Fünf Gründe, warum die Wahl im Südwesten jetzt spannend wird
Autor: Nico Pointner und David Nau, dpa
, Freitag, 27. Februar 2026
Auf den letzten Metern ein Kopf-an-Kopf-Rennen um das Erbe Kretschmanns: Die Grünen sind plötzlich fast auf Augenhöhe mit der CDU. Wie kann das sein? Und was hat das mit dem «Rehaugen»-Video zu tun?
Es sind nur Zahlen, aber sie stellen den bisher eher langweiligen Wahlkampf in Baden-Württemberg komplett auf den Kopf: Die Grünen von Cem Özdemir, viele Monate in Umfragen weit abgeschlagen hinter der eigentlich siegessicheren CDU, liegen plötzlich fast gleichauf mit den Konservativen. Deshalb wird der Wahlkampf in der heißen Phase noch richtig spannend:
1. Der Umfrage-Hammer
Der Vorsprung der CDU war zwar über die vergangenen Monate geschmolzen, galt aber wenige Tage vor der Wahl am 8. März weiter als kaum einzuholen. Dann veröffentlichen zwei Meinungsforschungsinstitute neue Zahlen, die es in sich haben: In der ARD-Befragung von Infratest dimap liegen die Grünen plötzlich bei 27 Prozent – nur einen Prozentpunkt hinter der CDU. Ende Januar lag der Abstand noch bei sechs, im Oktober noch bei neun Punkten. Im Oktober 2024 lag er sogar bei 16 Punkten.

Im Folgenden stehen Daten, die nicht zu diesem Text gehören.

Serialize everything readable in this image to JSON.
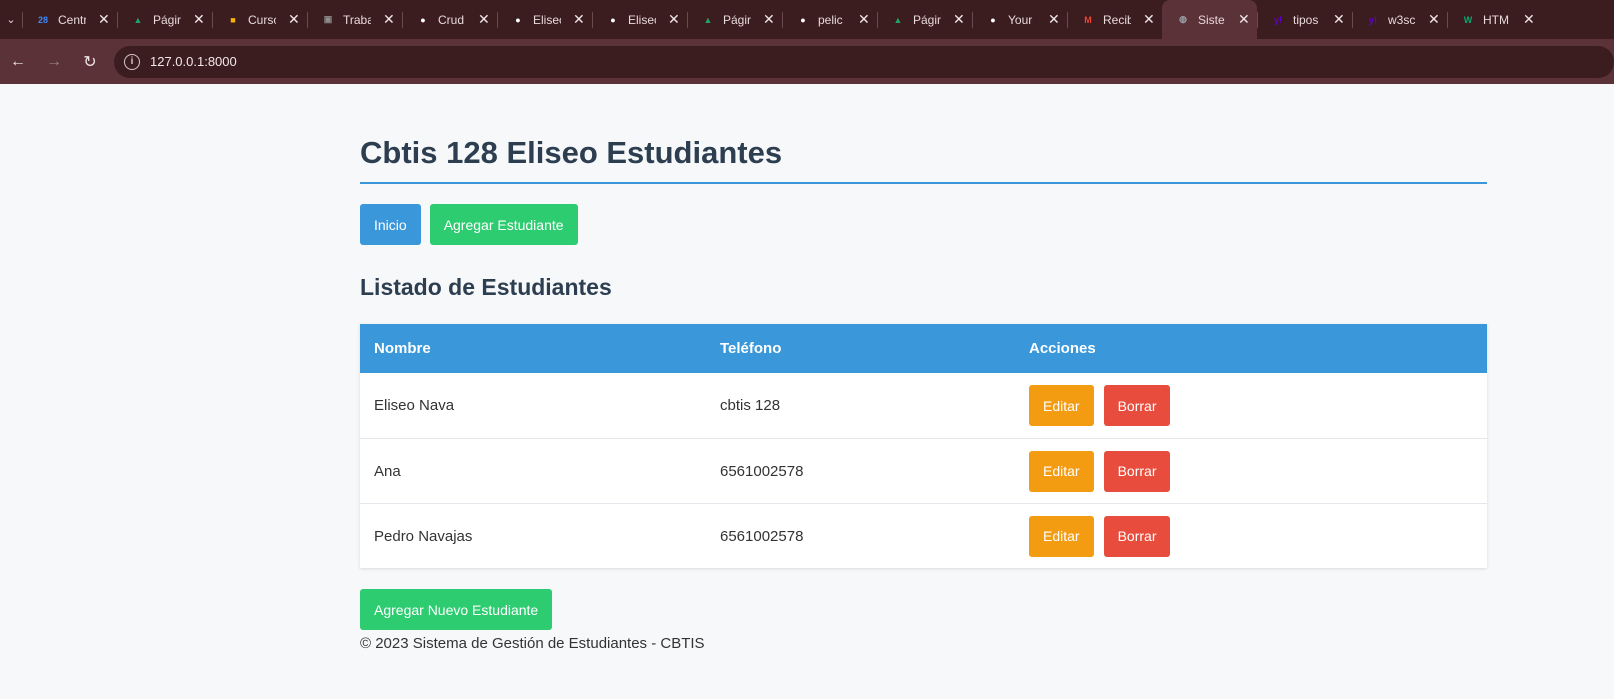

Dass das Rennen um den Wahlsieg nun komplett offen sein dürfte, legt auch das ZDF-Politbarometer der Forschungsgruppe Wahlen nahe. Darin kommen die Grünen auf 25 Prozent, die CDU auf 27 Prozent.
Die veränderte Lage liegt nicht daran, dass die CDU viel schlechter dastünde als zuvor. Vielmehr haben die Grünen deutlich zugelegt.
2. Der Köpfe-Faktor
Ulrich Eith, Politikwissenschaftler an der Uni Freiburg, erklärt sich deren Aufholjagd mit der zunehmenden Bedeutung der Persönlichkeitswerte der Spitzenkandidaten - bei denen liegt Ex-Bundeslandwirtschaftsminister Özdemir schon seit Beginn des Wahlkampfs klar vorn. «Das muss so sein, dass der Persönlichkeitsfaktor zunehmend eine Rolle spielt», sagte er. «Anders ist das nicht erklärbar.»
Als Partei präferierten viele Baden-Württemberger die CDU, aber als Ministerpräsident hätten die Menschen lieber Özdemir als den noch relativ unbekannten CDU-Spitzenkandidaten Manuel Hagel. Das belegen auch die Umfragen: In beiden führt Özdemir bei der Frage, wen die Menschen lieber als Ministerpräsidenten haben wollen, sehr deutlich vor Hagel.
«Die Personalisierung des Wahlkampfs ist unglaublich stark», meint auch Politologe Joachim Behnke von der Zeppelin Uni in Friedrichshafen. «Es geht immer mehr um Köpfe - und Özdemir ist der populärste Kandidat.» Der habe sich im Wahlkampf extrem von seiner Partei abgegrenzt. «Die Grünen kommen nicht mal auf dem Plakat vor. Das ist ganz auf die Person zugeschnitten - und das scheint sich gelohnt zu haben.»